Behold the Trademark King. On Thanksgiving week of 2014, Mr. Lehocky, president of Trademark King, filed about 150 applications to register some interesting trademarks:
- ELTON JOHN
- THE ROLLING STONES
Mr. Lehocky filed his applications based on use: He actually created a public record in which he swore under penalty of perjury that he had already infringed on some of the world’s most famous brands. Way to go Mr. Lehocky.
Mr. Lehocky also tried to claim exclusive rights to a bunch of public-domain phrases:
- BLACK FRIDAY EVENT
- TOP 10 LIST
- FACTORY INVOICE
Every application Mr. Lehocky filed that fateful week is walking steadily and surely to death: The examiner issues an office action explaining the many fatal problems with each application. Mr. Lehocky files something he imagines to be responsive. The examiner issues another office action, explaining how Mr. Lehocky’s “response” is not responsive. Mr. LeHocky “responds.” The examiner issues a final refusal.
In the next few weeks, we’ll see whether Mr. LeHocky appeals the final refusals. It’ll cost him another $100 per application. For the sake of the Trademark Trial and Appeal Board, we can only hope Mr. LeHocky will get some advice before deciding to waste more time and money on applications that were dead the day they were filed.
What did you do last Thanksgiving? I flushed $50,000 down the toilet.
What are you doing next Thanksgiving? Flushing another $15,000 after it.
The Tiffany mothership.
Let’s pretend your parents, Mr. and Mrs. Gold, made the same choice as 1% of all parents of girls born in the US in 1982: They named you Tiffany.
And now you design jewelry and want to sell it under your name: TIFFANY GOLD.
Just like Tiffany Blake and Tiffany Jazelle, each of whom applied to register her name as a trademark for her jewelry. Tiffany & Co., wisely and inevitably, opposed both of those applications.
Ms. Jazelle lost the opposition by default because she didn’t file an answer. Her application is dead. Ms. Blake’s opposition appears to have settled. She voluntarily abandoned trying to get a registration for her name for jewelry and handbags. She’s still hanging in there for women’s clothing.
So, if your name is Tiffany and you plan to sell jewelry, you should probably find a different brand. Is it fair that you can’t use the name your parents gave you to sell your stuff?

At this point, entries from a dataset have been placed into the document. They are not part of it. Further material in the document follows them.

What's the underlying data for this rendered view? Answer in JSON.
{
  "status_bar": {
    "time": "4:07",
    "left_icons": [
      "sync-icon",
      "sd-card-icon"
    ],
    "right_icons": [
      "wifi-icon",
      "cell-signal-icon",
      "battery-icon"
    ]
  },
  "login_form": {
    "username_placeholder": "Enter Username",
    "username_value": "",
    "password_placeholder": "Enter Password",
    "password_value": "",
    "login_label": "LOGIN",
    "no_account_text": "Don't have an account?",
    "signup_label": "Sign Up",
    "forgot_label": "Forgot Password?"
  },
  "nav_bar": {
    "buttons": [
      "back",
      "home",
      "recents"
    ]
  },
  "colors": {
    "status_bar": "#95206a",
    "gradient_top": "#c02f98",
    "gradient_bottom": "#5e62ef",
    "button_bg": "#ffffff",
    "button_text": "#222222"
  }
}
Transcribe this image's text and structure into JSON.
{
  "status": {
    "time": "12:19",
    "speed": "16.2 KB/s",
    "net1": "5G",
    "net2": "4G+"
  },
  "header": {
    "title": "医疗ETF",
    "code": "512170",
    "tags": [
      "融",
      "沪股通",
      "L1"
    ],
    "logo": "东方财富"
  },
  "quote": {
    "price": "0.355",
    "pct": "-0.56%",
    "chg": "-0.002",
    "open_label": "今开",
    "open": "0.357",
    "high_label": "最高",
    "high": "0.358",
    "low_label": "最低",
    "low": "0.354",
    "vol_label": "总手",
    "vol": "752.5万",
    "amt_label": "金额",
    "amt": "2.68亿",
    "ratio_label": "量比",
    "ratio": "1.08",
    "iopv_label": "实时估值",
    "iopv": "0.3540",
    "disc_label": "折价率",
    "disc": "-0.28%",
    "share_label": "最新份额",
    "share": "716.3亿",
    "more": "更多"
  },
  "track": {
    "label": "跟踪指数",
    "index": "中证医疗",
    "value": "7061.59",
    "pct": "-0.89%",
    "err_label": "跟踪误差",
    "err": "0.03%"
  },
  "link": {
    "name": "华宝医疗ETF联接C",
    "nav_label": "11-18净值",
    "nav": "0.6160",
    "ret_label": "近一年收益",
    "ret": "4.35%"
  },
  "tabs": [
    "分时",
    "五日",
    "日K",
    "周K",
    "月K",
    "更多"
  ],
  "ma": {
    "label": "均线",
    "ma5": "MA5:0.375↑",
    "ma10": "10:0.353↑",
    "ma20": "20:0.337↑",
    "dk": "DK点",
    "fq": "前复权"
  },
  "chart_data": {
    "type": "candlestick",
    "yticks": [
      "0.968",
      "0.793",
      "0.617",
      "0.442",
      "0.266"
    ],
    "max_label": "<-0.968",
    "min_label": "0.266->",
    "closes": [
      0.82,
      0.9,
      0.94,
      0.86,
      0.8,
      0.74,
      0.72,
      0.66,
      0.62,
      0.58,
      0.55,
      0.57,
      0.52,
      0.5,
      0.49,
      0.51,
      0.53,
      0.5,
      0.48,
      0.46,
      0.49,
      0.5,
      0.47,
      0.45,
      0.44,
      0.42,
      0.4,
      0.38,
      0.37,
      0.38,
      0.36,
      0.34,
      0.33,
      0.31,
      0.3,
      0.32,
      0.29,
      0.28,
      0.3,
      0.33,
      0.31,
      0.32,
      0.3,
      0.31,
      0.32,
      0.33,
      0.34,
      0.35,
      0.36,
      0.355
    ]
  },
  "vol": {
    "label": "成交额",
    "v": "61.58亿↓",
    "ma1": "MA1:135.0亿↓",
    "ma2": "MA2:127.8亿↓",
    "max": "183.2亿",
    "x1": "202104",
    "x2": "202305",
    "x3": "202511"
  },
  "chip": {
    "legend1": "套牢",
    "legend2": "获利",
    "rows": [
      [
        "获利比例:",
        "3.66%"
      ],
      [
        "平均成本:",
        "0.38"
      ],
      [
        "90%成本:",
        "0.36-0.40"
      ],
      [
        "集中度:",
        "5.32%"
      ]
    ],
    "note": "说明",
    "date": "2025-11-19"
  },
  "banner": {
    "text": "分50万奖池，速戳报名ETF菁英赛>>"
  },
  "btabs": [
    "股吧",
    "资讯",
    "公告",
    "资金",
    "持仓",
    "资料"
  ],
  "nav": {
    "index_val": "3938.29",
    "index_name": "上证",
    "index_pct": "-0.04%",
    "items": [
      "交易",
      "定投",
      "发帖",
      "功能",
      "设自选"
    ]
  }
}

I’m going to ask you to stop worrying about what’s fair and make a business decision. Do you really want to spend the time and money fighting Tiffany & Co.?
I know it hurts and you feel like it’s a matter of principle. But you’re running a business, so I’m going to ask you, very kindly and gently, to get over it. Ms. Blake and Ms. Jazelle learned their lessons the hard way. Maybe you should learn that same lesson from their very expensive examples.